陌生的看著對面的陸霽清,「你莫非是……」
陸霽清突然抬起了眸子,薄薄的嘴唇,浮出弧角完美的笑意,「永寧,我們重新開始好不好?」
同樣的問題,沒有咄咄逼人,沒有陰謀詭計,有的只是真心實意和殷殷期盼。
「果然……」
姜永寧指尖顫抖,緩緩端起茶喝了一口,卻依舊無法冷靜下來。
陸霽清和她一樣重生了。
「過去是我被仇恨迷糊了雙眼,如今老天爺給了我重新來過的機會,我什麼都不要,只要你。」
「永寧……」
姜永寧避開了他伸過來的手,心亂了,她斟酌了一番道:「既然你和我一樣,為什麼你不在第一時間回到大梁?」
「以你的本事,應該有辦法從你的兄弟手裡奪得皇位,沒必要在我的裙邊搖尾乞憐。」
姜永寧聲音清脆冷酷。
陸霽清淺笑著,一雙墨黑色的眼珠猶如寶石般炯亮,「我隨時都可以走,可那樣的話你我勢必會走的對立面上。
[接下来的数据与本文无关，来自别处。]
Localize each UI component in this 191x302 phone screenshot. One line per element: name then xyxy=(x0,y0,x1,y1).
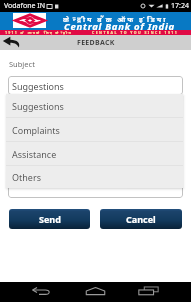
staticText: CENTRAL TO YOU SINCE 1911 xyxy=(92,30,179,35)
button[interactable]: Complaints xyxy=(6,118,183,142)
button[interactable]: Recent apps xyxy=(138,286,159,298)
staticText: Vodafone IN xyxy=(4,1,45,11)
button[interactable]: Assistance xyxy=(6,142,183,166)
staticText: Others xyxy=(12,171,41,183)
staticText: FEEDBACK xyxy=(77,38,115,48)
staticText: Complaints xyxy=(12,124,60,136)
staticText: Central Bank of India xyxy=(64,20,175,33)
button[interactable]: Send xyxy=(9,209,90,229)
staticText: Cancel xyxy=(126,213,156,225)
button[interactable]: Cancel xyxy=(100,209,182,229)
staticText: Subject xyxy=(9,59,35,69)
staticText: Send xyxy=(39,213,61,225)
button[interactable]: Back xyxy=(31,286,51,298)
staticText: केन्द्रीय बैंक ऑफ इंडिया xyxy=(63,15,168,25)
staticText: Assistance xyxy=(12,148,57,160)
staticText: 1911 से आपके लिए केन्द्रीय xyxy=(5,30,73,35)
button[interactable]: Suggestions xyxy=(6,94,183,118)
button[interactable]: Others xyxy=(6,166,183,188)
button[interactable]: Home xyxy=(85,286,106,298)
button[interactable] xyxy=(8,100,183,198)
staticText: Suggestions xyxy=(12,100,64,112)
staticText: Suggestions xyxy=(12,80,64,92)
button[interactable]: Suggestions xyxy=(8,76,183,95)
staticText: 17:24 xyxy=(171,1,189,11)
button[interactable]: Back xyxy=(0,35,22,50)
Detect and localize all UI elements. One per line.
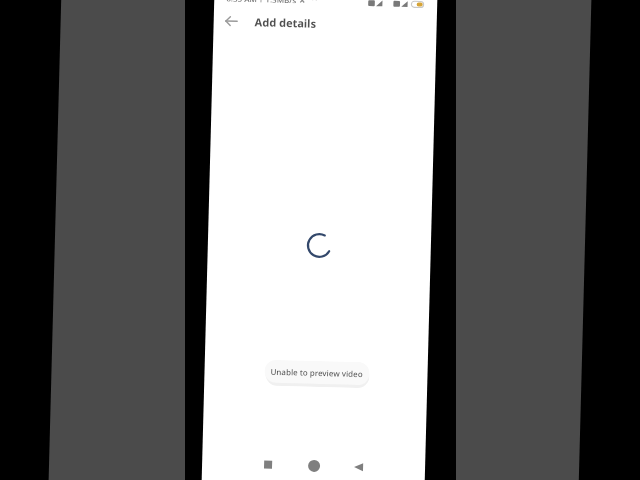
button[interactable]: Back [344,453,372,480]
staticText: Add details [254,14,317,31]
button[interactable]: Back [217,7,244,34]
staticText: Unable to preview video [270,366,364,379]
button[interactable]: Home [300,452,328,480]
staticText: 6:35 AM | 1.3MB/s [226,0,297,3]
button[interactable]: Recents [254,450,282,479]
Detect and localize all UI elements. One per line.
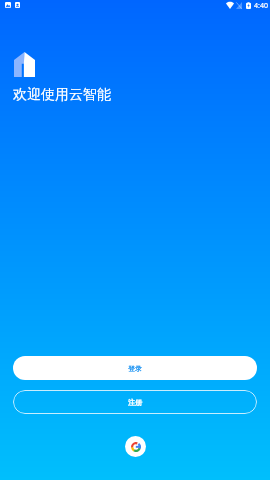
staticText: 欢迎使用云智能 [13,86,111,104]
button[interactable]: 登录 [13,356,257,380]
button[interactable]: Sign in with Google [125,436,146,457]
staticText: 登录 [128,364,142,373]
button[interactable]: 注册 [13,390,257,414]
staticText: 4:40 [254,1,268,11]
staticText: 注册 [128,398,142,407]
」
的確,倘若陸霽清走了,她一定會用盡手段和心機要讓他付出代價,不死不休。
所以,他是為了她留下來的,為了彌補前世犯下的錯嗎?
姜永寧緊張地攪了攪手指,不敢直視陸霽清的眼睛,「前世你騙了我,害了我,害了大乾,誰知道你這輩子是不是也這樣想?」
「永寧,拋開你我之前的情感不提,你難道不想知道你我當年到底是被何人算計了嗎?」
陸霽清沒有咄咄逼人,也沒有趁機表白,倒是讓姜永寧鬆了一口氣,她還沒有準備好要怎麼面對重生而來的陸霽清。
「我死了之後,你是不是成為了天下的主人?」
陸霽清搖頭。
姜永寧眉眼顫了顫,夢裡面看到的一切莫非是真的?
「你做了這麼多不就是想要得到天下嗎?」
陸霽清看著她,他死的時候永寧的身體都僵硬了,所以她不知道後面發生的事情很正常。
「你死後,我也被人射殺了。」
親耳聽到陸霽清說自己被人射殺了,姜永寧想她應該是開心的,可她並沒有反而有些心疼他。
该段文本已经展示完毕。